Kamis, 25 Oktober 2018

Perang Dagang dengan AS Bisa Picu China Makin Agresif di LCS


Perang Dagang dengan AS Bisa Picu China Makin Agresif di LCS
Ilustrasi. (Reuters/Stringer)


Jakarta, CB -- Perang dagang antara Amerika Serikat dengan China dianggap bisa memicu ekspansi ekonomi, politik, hingga keamanan Negeri Tirai Bambu semakin "agresif" di Laut China Selatan.

Analis senior kawasan Asia Timur dari platform intelijen geopolitik Stratfor, Zhixing Zhang, menganggap perang dagang menyebabkan China terpaksa mencari jalur perdagangan alternatif agar tidak bergantung pada pasar AS dan Eropa.

Sementara itu, Zhang menilai Laut China Selatan menjadi "aset" satu-satunya yang bisa diandalkan Beijing di kawasan untuk menjaga ketahanan ekonomi dan politik di tengah perang tarif dengan AS terhadap sebagian besar produknya.


Selain kaya sumber daya alam, Laut China Selatan merupakan perairan dengan jalur perdagangan terpadat dengan nilai mencapai US$5 triliun per tahun.


Demi mempertahankan hal itu, Zhang menilai China bisa saja terus berekpsansi dengan berbagai cara, termasuk mengubah status quo tatanan di kawasan demi "menguasai" Laut China Selatan.

"Perang dagang membuat China harus menemukan jalur alternatif bagi ekonominya. Selama ini, pandangan umum melihat China sebagai kekuatan ekspansionis," ucap Zhang dalam Jakarta Geopolitical Forum 2018, Rabu (24/10).


Melanjutkan pandangannya, Zhang berkata, "China menggunakan seluruh cara-mulai dari membangun pulau, instalasi militer di Laut China Selatan, bahkan pembangunan pelabuhan di Samudra Hindia meski itu bertentangan dengan tatanan di kawasan selama ini."

"China juga menentang status quo yang ada dengan Jepang terkait sengketa Laut China Timur dan menetapkan ketentuan praktis di Kepulauan Paracel (yang masih menjadi bagian sengketa Laut China Selatan). Kombinasi strategi ini digunakan China untuk mencapai kepetingannya."

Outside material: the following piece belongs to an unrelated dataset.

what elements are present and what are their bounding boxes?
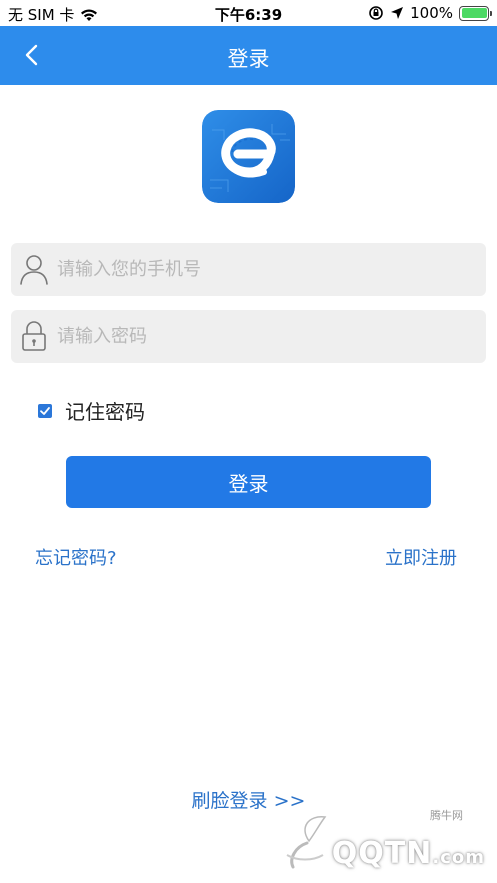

Zhang menuturkan China sadar agresivitas dan ekspansinya di kawasan membuat negara itu semakin rentan terhadap ancaman keamanan serta logistik.

Beijing juga masih memiliki sengketa dengan sejumlah negara di Asia Tenggara seperti Vietnam, Malaysia, Filipina, dan Brunei Darusalam terkait Laut China Selatan.

Namun, Zhang menganggap "keagresifan" China di kawasan terutama terkait Laut China Selatan sudah tak lagi bertumpu pada militerisasi, tapi dialog.

Hal ini terlihat ketika China mulai mengurangi aktivitas agresifnya di Laut China Selatan sejak berdialog dengan ASEAN pada 2016 lalu. Sejak itu kedua belah pihak terus berupaya saling membangun kepercayaan.


Kedua belah pihak juga terus bernegosiasi untuk merampungkan kode etik atau code of conduct (CoC) sebagai pedoman setiap negara berprilaku di Laut China Selatan. CoC sepakat dibentuk China dan ASEAN untuk menghindari konflik dan agresi militer di perairan tersebut.

"Pekan ini, ASEAN dan China bahkan menggelar latihan militer gabungan di Laut China Selatan. Beijing juga menggelar latihan bersama Thailand dan Malaysia di Selat Malaka," tutur lulusan Peking University itu.

"Bagi China ini jelas keuntungan. Kerja sama dengan negara ASEAN membuat China bisa mempertahankan pengaruh di Laut China Selatan dan di saat bersamaan bisa membendung keterlibatan pihak eksternal--AS--di wilayah itu."